Strange tinc behavior on OSX Yosemite

Etienne Dechamps etienne at edechamps.fr
Mon Apr 6 17:52:44 CEST 2015


On 6 April 2015 at 15:56, Vladimir "Equidamoid" Shapranov
<equidamoid at gmail.com> wrote:
> Looks like some issue in tuntaposx that prevents the interface from work
> until a packet is sent to it.

Nope. The issue is that tinc is currently not smart enough to directly
read the MAC address of the TAP device for BSD-style devices (of which
tuntaposx is one). Therefore you need to send at least one packet
through it so that tinc can discover the device's own MAC address
through the source address of the packet you just sent. If you don't,
then tinc doesn't know which MAC address to use as the destination in
Ethernet headers for incoming packets, and is therefore unable to
receive them.

Specifically, you're hitting this issue because you're using tinc in
router (IP) mode but with a TAP (Ethernet) device, which is a special
configuration in which tinc has to forge Ethernet headers.

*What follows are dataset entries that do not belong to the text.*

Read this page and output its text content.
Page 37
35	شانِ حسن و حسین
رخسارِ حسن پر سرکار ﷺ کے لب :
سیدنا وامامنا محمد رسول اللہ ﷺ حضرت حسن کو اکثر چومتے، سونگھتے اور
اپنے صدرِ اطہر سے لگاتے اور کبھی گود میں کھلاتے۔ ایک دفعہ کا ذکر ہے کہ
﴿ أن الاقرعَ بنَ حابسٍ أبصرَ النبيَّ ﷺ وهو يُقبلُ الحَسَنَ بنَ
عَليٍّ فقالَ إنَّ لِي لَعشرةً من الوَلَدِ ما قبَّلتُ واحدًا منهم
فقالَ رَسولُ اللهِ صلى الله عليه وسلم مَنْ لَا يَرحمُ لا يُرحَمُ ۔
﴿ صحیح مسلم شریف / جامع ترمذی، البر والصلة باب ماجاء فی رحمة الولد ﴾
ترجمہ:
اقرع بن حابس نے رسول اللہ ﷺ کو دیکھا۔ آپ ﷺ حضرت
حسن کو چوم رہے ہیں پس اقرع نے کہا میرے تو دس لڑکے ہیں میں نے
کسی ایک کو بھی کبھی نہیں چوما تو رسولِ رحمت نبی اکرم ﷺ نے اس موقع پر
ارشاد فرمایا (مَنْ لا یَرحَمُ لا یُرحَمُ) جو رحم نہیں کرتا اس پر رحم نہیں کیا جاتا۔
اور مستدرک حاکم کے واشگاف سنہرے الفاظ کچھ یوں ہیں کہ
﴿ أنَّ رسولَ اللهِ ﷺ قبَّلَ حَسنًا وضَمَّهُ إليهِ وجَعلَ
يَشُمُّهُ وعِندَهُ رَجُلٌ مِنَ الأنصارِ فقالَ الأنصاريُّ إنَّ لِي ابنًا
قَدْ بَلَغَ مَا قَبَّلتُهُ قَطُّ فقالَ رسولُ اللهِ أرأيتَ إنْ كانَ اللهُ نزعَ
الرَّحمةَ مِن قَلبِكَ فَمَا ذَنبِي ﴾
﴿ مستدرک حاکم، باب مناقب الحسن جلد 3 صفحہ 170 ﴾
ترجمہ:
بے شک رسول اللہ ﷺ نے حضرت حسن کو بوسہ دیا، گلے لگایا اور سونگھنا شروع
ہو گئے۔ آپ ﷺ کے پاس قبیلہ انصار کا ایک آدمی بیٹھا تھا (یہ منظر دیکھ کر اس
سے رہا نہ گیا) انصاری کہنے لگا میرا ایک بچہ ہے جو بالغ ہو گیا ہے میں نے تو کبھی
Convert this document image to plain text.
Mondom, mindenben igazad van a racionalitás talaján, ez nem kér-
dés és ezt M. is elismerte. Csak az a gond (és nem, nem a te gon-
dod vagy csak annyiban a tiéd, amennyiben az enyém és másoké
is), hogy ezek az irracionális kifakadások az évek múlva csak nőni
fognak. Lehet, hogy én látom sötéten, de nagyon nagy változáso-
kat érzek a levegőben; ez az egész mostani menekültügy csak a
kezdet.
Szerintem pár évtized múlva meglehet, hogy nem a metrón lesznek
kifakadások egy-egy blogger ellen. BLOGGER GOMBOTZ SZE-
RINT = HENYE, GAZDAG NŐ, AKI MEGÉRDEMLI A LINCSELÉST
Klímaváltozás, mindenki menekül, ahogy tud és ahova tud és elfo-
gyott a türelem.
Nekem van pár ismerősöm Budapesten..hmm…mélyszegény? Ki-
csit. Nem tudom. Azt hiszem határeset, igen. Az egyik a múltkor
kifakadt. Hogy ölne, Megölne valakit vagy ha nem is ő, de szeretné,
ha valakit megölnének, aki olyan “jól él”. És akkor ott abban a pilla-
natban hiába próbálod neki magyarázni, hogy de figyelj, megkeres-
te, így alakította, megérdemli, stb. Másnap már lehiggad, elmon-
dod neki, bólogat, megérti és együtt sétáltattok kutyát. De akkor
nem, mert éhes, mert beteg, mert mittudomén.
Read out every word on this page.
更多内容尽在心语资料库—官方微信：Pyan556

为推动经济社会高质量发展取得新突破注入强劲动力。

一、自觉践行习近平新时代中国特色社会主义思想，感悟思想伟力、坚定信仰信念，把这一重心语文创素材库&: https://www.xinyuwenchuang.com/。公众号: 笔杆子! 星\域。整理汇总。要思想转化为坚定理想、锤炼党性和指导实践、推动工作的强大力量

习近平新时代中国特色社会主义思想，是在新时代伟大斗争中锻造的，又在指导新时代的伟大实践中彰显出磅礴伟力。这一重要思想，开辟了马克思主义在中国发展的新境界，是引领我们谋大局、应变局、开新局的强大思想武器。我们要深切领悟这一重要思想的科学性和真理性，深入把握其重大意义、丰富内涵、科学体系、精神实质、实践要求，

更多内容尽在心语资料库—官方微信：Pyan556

If you
switch to a TUN device, the problem will go away as TUN devices are L3
(IP) and therefore don't use Ethernet headers - the only downside is
that you probably won't be able to use broadcasts (on Linux at least -
maybe Mac OS X can send/receive broadcasts on L3 devices). If you use
"switch" mode instead, that works too, but then you will have to
reconfigure your entire network.

tinc on Linux had the same issue until
https://github.com/gsliepen/tinc/commit/790b107f668a886c3b335e68b9440ef5152a2844
- however I did not write a fix for BSD devices, since I'm not sure
how to get the MAC address for these. I'm not even sure there's an
easy way to do that - tuntaposx doesn't seem to provide one.

If using TUN or "switch" mode is not possible for you, here's a
workaround: add some command to your tinc-up script that simply sends
one packet (e.g. ping) - it doesn't matter if the other side doesn't
respond - so that tinc can quickly learn the address.